Quando o protagonista de BioShock Infinite, Booker DeWitt, chega à cidade flutuante de Columbia, as autoridades locais se mobilizam para montar descrições do temido "Falso Profeta". O desafio? Anos de alimentação da paranoia xenofóbica deixaram as testemunhas oculares tão obscurecidas pelo preconceito que não conseguem fornecer relatos coerentes.
As transmissões policiais descrevem Booker alternadamente como um anão mestiço ou um francês de um olho só com menos de um metro e cinquenta de altura. Quando DeWitt encontra um retratista compilando um esboço do suspeito, o diálogo ouvido beira a sátira:
"Faça-o mais alto... mais magro. Olhos mais afastados. Não, mais apertados. O cabelo era... ruivo e cacheado? Definitivamente com aparência irlandesa. E registre-o como anarquista - você sempre reconhece o tipo deles."
Este toque genial da Irrational Games expõe sutilmente como as sociedades se desfazem através de suas próprias ideologias rígidas. A memória ressurgiu durante a recente showcase da Xbox, que destacou o mundo steampunk de RPG de Clockwork Revolution.

Embora suscite inevitáveis comparações com BioShock Infinite devido à sua mecânica temporal e ambientação na era industrial, o jogo da InXile explora tensões sociais através de uma lente diferente. Aqui, os jogadores manipulam o tempo propriamente dito - reconstruindo paredes desmoronadas para se proteger durante um tiroteio - contra um pano de fundo de severa divisão de classes.
O familiar tropo da descrição do suspeito reaparece quando um aristocrata enfurece-se no quartel-general da polícia: "Alto... magro. Não, musculoso! Reflexos relâmpago! E aquele bigode - faça-o mais imponente!" Mas o propósito muda completamente. Em vez de zombar do preconceito, este momento destaca a criação de personagens flexível de Clockwork Revolution.

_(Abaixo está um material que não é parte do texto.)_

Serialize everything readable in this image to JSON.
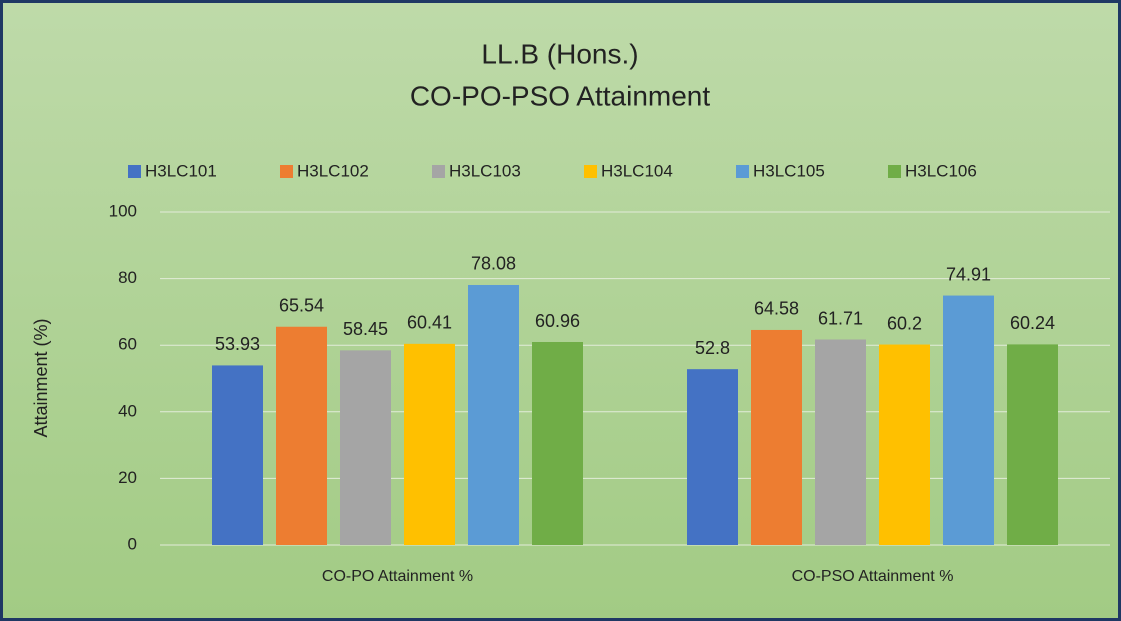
{
  "chart_data": {
    "type": "bar",
    "title": "LL.B (Hons.)",
    "subtitle": "CO-PO-PSO Attainment",
    "y_label": "Attainment (%)",
    "categories": [
      "CO-PO Attainment %",
      "CO-PSO Attainment %"
    ],
    "series": [
      {
        "name": "H3LC101",
        "color": "#4472c4",
        "values": [
          53.93,
          52.8
        ]
      },
      {
        "name": "H3LC102",
        "color": "#ed7d31",
        "values": [
          65.54,
          64.58
        ]
      },
      {
        "name": "H3LC103",
        "color": "#a5a5a5",
        "values": [
          58.45,
          61.71
        ]
      },
      {
        "name": "H3LC104",
        "color": "#ffc000",
        "values": [
          60.41,
          60.2
        ]
      },
      {
        "name": "H3LC105",
        "color": "#5b9bd5",
        "values": [
          78.08,
          74.91
        ]
      },
      {
        "name": "H3LC106",
        "color": "#70ad47",
        "values": [
          60.96,
          60.24
        ]
      }
    ],
    "ylim": [
      0,
      100
    ],
    "yticks": [
      0,
      20,
      40,
      60,
      80,
      100
    ],
    "grid": true,
    "legend": "top"
  }
}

Isto não é meramente um shooter, mas um RPG ocidental completo carregando o DNA característico da InXile - desde escolher origens como Engenheiros Urbanos até Guardiões de Livros eruditos, até atributos que afetam a resistência química ou a fineza conversacional. As suas decisões de saltar entre eras remodelam permanentemente o futuro da cidade, recompensando jogadores investidos numa narrativa reativa.
O tom exagerado realmente fortalece os sistemas de RPG ao legitimar escolhas não convencionais para além dos clichês de género.
Apesar das semelhanças superficiais, Clockwork Revolution partilha mais DNA com The Outer Worlds 2 do que com o trabalho de Ken Levine. Ambos abraçam narrativas reativas onde as origens do jogador influenciam dramaticamente os resultados - quer como criminosos transformados em xerifes do céu, quer como vigaristas a aproveitar uma notoriedade acidental.
Eles também partilham uma estética vibrante que lembra produções teatrais - pense em trajes elaborados e cores saturadas que evocam o estilo visual de Jon M. Chu. Esta teatralidade cria espaço para momentos gloriosamente ridículos, como esquivar-se de bonecas mecânicas gritantes enquanto se revira lojas.
O sistema de Falhas de The Outer Worlds 2 exemplifica perfeitamente esta abordagem:
- "Joelhos Ruins" concede mobilidade ao custo de estalos audíveis nas articulações que alertam os inimigos
- "Cleptomania" arrisca furtos automáticos durante as compras
- Selecionar o traço "Burro" desbloqueia soluções brilhantemente estúpidas (como consertar computadores com carnes processadas)

Clockwork Revolution reflete este espírito ao demonstrar opções de diálogo que levam ao infeliz falecimento de Errol, auxiliado por um castiçal. "Miolos!" pondera o seu assassino. "Não acreditaria de outra forma." Estes momentos deliciosamente inesperados permanecem raros em RPGs sobrecarregados com escolhas formulaicas.
Importante, tais extremos tonais permanecem opcionais - ninguém força os jogadores a empunhar o sabre de Dança do Espectro baseado no ritmo de The Outer Worlds 2. Esta abordagem modular permite que os jogadores calibrem a sua experiência preferida.
Da minha parte, mal posso esperar para criar o mais duvidoso malandro 'cockney' de Clockwork Revolution - especialmente quando investir pontos de carisma levanta as suspeitas de um agente: "Tão charmoso porquê? Situação de ex-amante, talvez?" Este absurdo deliberado mantém o género de RPG deliciosamente imprevisível.